By AVA TURNQUEST
Tribune Chief Reporter
A Bahamian company yesterday announced it has completed an application under the Dangerous Drugs Act to cultivate marijuana for medical or scientific purposes.
Bahama Cann president Elliot Hepburn-Marshall told The Tribune the group intends to submit its application by the end of the week emboldened by the results of a Public Domain survey which gave massive support to the use of medical marijuana.
"We have two organisations," he said, "a non-profit organisation called Bahamas Cannabis Initiative and the Bahama Cann, a for-profit corporation that is really the engine behind the movement we started. We're hoping to empower Bahamians to invest in it."
Mr Marshall-Hepburn said: "We are applying for medical and scientific use, and I'm hoping to be able to manufacture it (in the Bahamas) and hopefully create a boom in the agricultural community."
Mr Marshall-Hepburn is CEO of Proper Rx Collective, a company based in Oakland, California, that delivers medical marijuana to patients. He was born in the US to Bahamian parents, and raised in Eight Mile Rock, Grand Bahama. He attended St Paul's Catholic School until the age of 14, when he moved to Miami to pursue his dream of playing basketball.
He told The Tribune in an earlier interview his desire to promote marijuana legalisation in the Bahamas was sparked after he received a heart-breaking phone call from the mother of an epileptic child.
Yesterday, Mr Marshall-Hepburn said he continues to get thousands of calls from sick Bahamians.
"There is a huge industry here. I'm sure we're a big cash cow for 'Big Pharma' (pharmaceutical companies). We're spending millions in South Florida. I get phone calls daily, from persons with AIDS, epilepsy, lupus, chronic pain, you name it. We are a very sick nation, the highest rates in the Caribbean for non-communicable diseases."
His group commissioned a Public Domain survey released this week, which found 59 percent of respondents knew someone suffering from a debilitating medical condition.
Seventy-one percent of 998 residents surveyed said they believed marijuana should be legalised for medicinal purposes, and all respondents ranked marijuana as the least harmful substance by comparison to tobacco, alcohol, and sugar, across the board.
679 total votes.
Respondents were not asked about recreational marijuana or decriminalisation but just attitudes toward medicinal marijuana.
Yesterday, Mr Marshall-Hepburn said: "When I started, people told me I was crazy, that I was flying too close to the sun.
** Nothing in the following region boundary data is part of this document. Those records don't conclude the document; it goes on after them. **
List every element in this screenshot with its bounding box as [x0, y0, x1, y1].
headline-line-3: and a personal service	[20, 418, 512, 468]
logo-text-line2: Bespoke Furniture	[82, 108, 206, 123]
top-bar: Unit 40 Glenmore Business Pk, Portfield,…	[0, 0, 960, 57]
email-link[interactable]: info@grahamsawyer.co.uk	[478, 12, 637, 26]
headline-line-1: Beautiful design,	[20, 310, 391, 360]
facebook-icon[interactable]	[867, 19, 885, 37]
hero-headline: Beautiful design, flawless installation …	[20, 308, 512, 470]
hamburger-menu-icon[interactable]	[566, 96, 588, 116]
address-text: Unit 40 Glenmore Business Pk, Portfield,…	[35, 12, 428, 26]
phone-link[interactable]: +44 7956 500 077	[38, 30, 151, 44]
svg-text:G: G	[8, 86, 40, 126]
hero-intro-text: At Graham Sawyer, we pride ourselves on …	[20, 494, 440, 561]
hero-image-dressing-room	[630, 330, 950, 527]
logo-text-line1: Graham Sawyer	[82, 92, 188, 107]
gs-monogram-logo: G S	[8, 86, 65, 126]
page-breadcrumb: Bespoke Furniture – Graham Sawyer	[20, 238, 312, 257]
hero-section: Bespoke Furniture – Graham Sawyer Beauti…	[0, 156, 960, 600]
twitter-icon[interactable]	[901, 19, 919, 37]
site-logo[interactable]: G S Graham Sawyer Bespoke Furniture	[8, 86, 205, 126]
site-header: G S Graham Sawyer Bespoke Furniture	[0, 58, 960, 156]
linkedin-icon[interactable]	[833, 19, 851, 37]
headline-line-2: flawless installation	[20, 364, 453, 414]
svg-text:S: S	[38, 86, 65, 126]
Now those same people are on the radio talking and calling for it as we speak, it's amazing. I knew we would have high support because I have thousands of Bahamians that have contacted me. From 85-year-olds to people just walking out of doctors office diagnosed with stage three cancer.
"I know what's going on, I feel the people's pain. It's a great incentive for our economy and a whole bunch of entrepreneurs in many other areas.
"Even if they allow it to happen today, we're still a year away from being able to sell quality product because there is so much learning. Just New Providence alone will have to be mapped, and the technology it will bring to the Bahamas - it will take us into the 23rd century."
The government has said it will be guided by CARICOM's Regional Marijuana Commission (RMC) on the issue. The body was tasked in 2014 to fully ventilate the social, economic, health and legal issues surrounding marijuana use in the Caribbean.
The report is expected to be delivered today; however the report was leaked to the Gleaner in Jamaica and published on Monday.
It reportedly calls for the introduction of a strictly regulated framework for marijuana, akin to that for alcohol and tobacco.
The report said there was a unanimous view that the current classification for cannabis/marijuana as a dangerous drug with no value or narcotic should be changed to a classification of legal cannabis as a "controlled" substance.